То же самое было и с Кёко. Дня через два после нашего разговора в кафетерии Айда незаметно подозвал меня, велел поймать такси и дожидаться его на площади. Я нашел машину и принялся ждать, как мне было приказано. Через две-три минуты в дверях кафетерия показались Айда и Кёко. Заполучил он ее на диво быстро: позвонил ей по телефону, она тут же захлопнула конторскую книгу и улизнула с работы. Услышав от Айда о фотопробе, девушка залилась краской. А когда было произнесено имя Харукава, совсем вышла из берегов. Как же ее не предупредили! Она же не переоделась! Не накрасилась! Кёко устроила форменную истерику. Она металась, как ошалевший котенок. Рвалась из машины, топала ногами, трясла Айда за плечо. А он со спокойной учтивой улыбкой в десятый раз повторял заученный монолог:
— Вам вовсе не нужно было ни переодеваться, ни краситься. В ателье Харукава-куна есть вечерние платья и полный набор косметики. На аппарат не надо обращать никакого внимания. Вы должны только изобразить, будто первый раз в жизни попробовали карамельку — ах, до чего вкусно! Даже облизнулись от удовольствия. В общем, естественность и непринужденность. Остальное сделает Харукава-кун.

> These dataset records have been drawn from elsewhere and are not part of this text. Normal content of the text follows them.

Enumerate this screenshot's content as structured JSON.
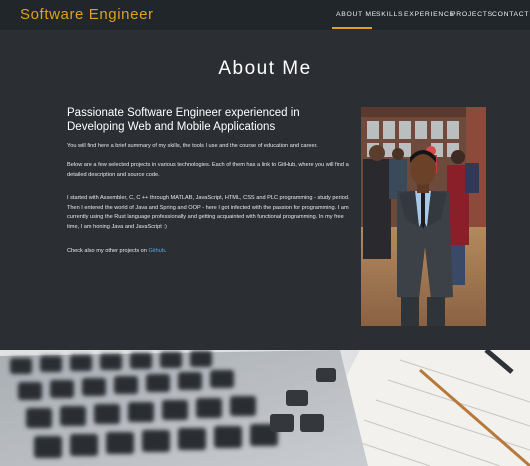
{
  "navbar": {
    "brand": "Software Engineer",
    "items": [
      {
        "label": "ABOUT ME",
        "active": true
      },
      {
        "label": "SKILLS",
        "active": false
      },
      {
        "label": "EXPERIENCE",
        "active": false
      },
      {
        "label": "PROJECTS",
        "active": false
      },
      {
        "label": "CONTACT",
        "active": false
      }
    ]
  },
  "about": {
    "title": "About Me",
    "heading": "Passionate Software Engineer experienced in Developing Web and Mobile Applications",
    "paragraphs": [
      "You will find here a brief summary of my skills, the tools I use and the course of education and career.",
      "Below are a few selected projects in various technologies. Each of them has a link to GitHub, where you will find a detailed description and source code.",
      "I started with Assembler, C, C ++ through MATLAB, JavaScript, HTML, CSS and PLC programming - study period. Then I entered the world of Java and Spring and OOP - here I got infected with the passion for programming. I am currently using the Rust language professionally and getting acquainted with functional programming. In my free time, I am honing Java and JavaScript :)"
    ],
    "github_prefix": "Check also my other projects on ",
    "github_link": "Github",
    "github_suffix": "."
  },
  "colors": {
    "accent": "#e0a020",
    "background": "#2b2f34",
    "navbar": "#21262a",
    "link": "#4aa8e0"
  }
}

Харукава, старый приятель Айда, — знаменитый фотограф. Когда-то, в молодости, он увлекался мягко рисующим объективом и светофильтром и делал сентиментальные фотографии. Но нынешнюю свою славу он заслужил острой и злой наблюдательностью и своеобразной манерой исполнения. Сейчас Харукава делает только женские портреты, и это не просто художественные, блестяще выполненные снимки. Нацеливая объектив на знаменитых кинозвезд, Харукава испытывает особое удовольствие, если ему удается украдкой подметить тщеславную ухмылку или морщинки одиночества, проступившие на прекрасной маске. И вечно он впутывается в какую-нибудь скандальную историю. То на опубликованном им снимке популярной инженю видна гусиная кожа, и кинокомпания вчиняет ему иск… То он пробирается в примерочную и фотографирует манекенщиц, уплетающих бататы…

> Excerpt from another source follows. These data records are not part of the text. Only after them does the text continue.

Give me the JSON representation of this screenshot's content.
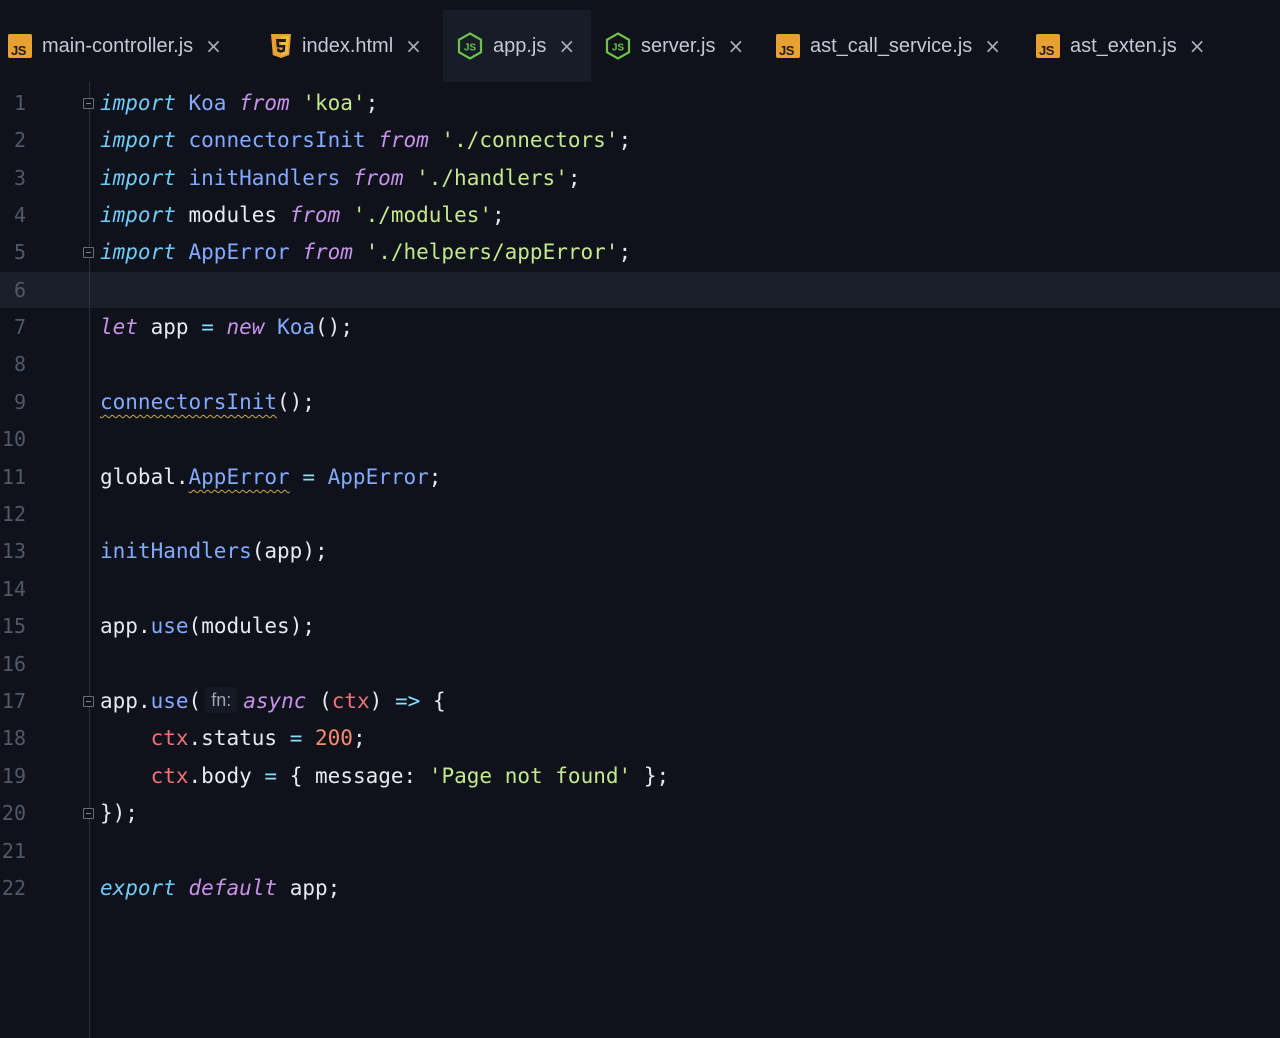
{
  "tabs": [
    {
      "label": "main-controller.js",
      "icon": "js-file-icon",
      "active": false
    },
    {
      "label": "index.html",
      "icon": "html5-file-icon",
      "active": false
    },
    {
      "label": "app.js",
      "icon": "nodejs-file-icon",
      "active": true
    },
    {
      "label": "server.js",
      "icon": "nodejs-file-icon",
      "active": false
    },
    {
      "label": "ast_call_service.js",
      "icon": "js-file-icon",
      "active": false
    },
    {
      "label": "ast_exten.js",
      "icon": "js-file-icon",
      "active": false
    }
  ],
  "tab_close_glyph": "×",
  "js_icon_text": "JS",
  "editor": {
    "current_line": 6,
    "line_numbers": [
      "1",
      "2",
      "3",
      "4",
      "5",
      "6",
      "7",
      "8",
      "9",
      "10",
      "11",
      "12",
      "13",
      "14",
      "15",
      "16",
      "17",
      "18",
      "19",
      "20",
      "21",
      "22"
    ],
    "inlay_hint": "fn:",
    "tokens": {
      "import": "import",
      "from": "from",
      "let": "let",
      "new": "new",
      "async": "async",
      "export": "export",
      "default": "default",
      "Koa": "Koa",
      "connectorsInit": "connectorsInit",
      "initHandlers": "initHandlers",
      "modules": "modules",
      "AppError": "AppError",
      "app": "app",
      "global": "global",
      "use": "use",
      "ctx": "ctx",
      "status": "status",
      "body": "body",
      "message": "message",
      "str_koa": "'koa'",
      "str_connectors": "'./connectors'",
      "str_handlers": "'./handlers'",
      "str_modules": "'./modules'",
      "str_apperror": "'./helpers/appError'",
      "str_notfound": "'Page not found'",
      "num_200": "200"
    }
  },
  "colors": {
    "background": "#0f121b",
    "active_tab": "#181c27",
    "current_line": "#1a1f2a",
    "keyword_import": "#6ecbf5",
    "keyword_other": "#c792ea",
    "string": "#c3e88d",
    "class_function": "#82aaff",
    "number": "#f78c6c",
    "parameter": "#f07178",
    "js_icon": "#e8a030",
    "html_icon": "#e8a030",
    "node_icon": "#6cc24a"
  }
}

Он уже подкатывает к шестидесяти, но все еще холост. Безобразно толстый, насмешливый, постоянно выискивающий у женщин всякие недостатки, чтобы выставить их на всеобщее обозрение, Харукава, при всем том, пользуется у них огромным успехом.
Айда по телефону предупредил его о нашем визите, и он поджидал нас внизу. Лицо у Харукава — утомленное, потрепанное, все в глубоких морщинах. Под глазами черно, словно кто-то наставил ему синяки. Он подошел, и на нас пахнуло застоялым коньячным духом. Откинув со лба буйные волосы, в которых уже начали появляться белые нити, он впился в Кёко оценивающим взглядом. Девушка испуганно съежилась. Она выглядела совершенным ребенком, и Харукава, поднимаясь по лестнице в студию, недовольно буркнул Айда:
— На кой черт ты притащил эту соплячку?
Айда оставался в студии до конца пробы, но я еще до первого снимка потерял интерес к этой истории и вернулся на службу. Я знал, что, выбирая девушку, Айда руководствуется не только личным вкусом или симпатией. Он ищет модель для рекламы. Но эта, Кёко, была уж очень жалкой. Она так испугалась фотографа и ослепительного света юпитеров, что не могла выговорить ни слова, и когда Харукава велел ей принять нужную позу, напряженно уставилась в объектив, ну точь-в-точь девчонка из деревни. Перед тем мне казалось — я начинаю понимать, в чем ее изюминка и почему она так понравилась Айда. Но тут она, как нарочно, совсем одеревенела.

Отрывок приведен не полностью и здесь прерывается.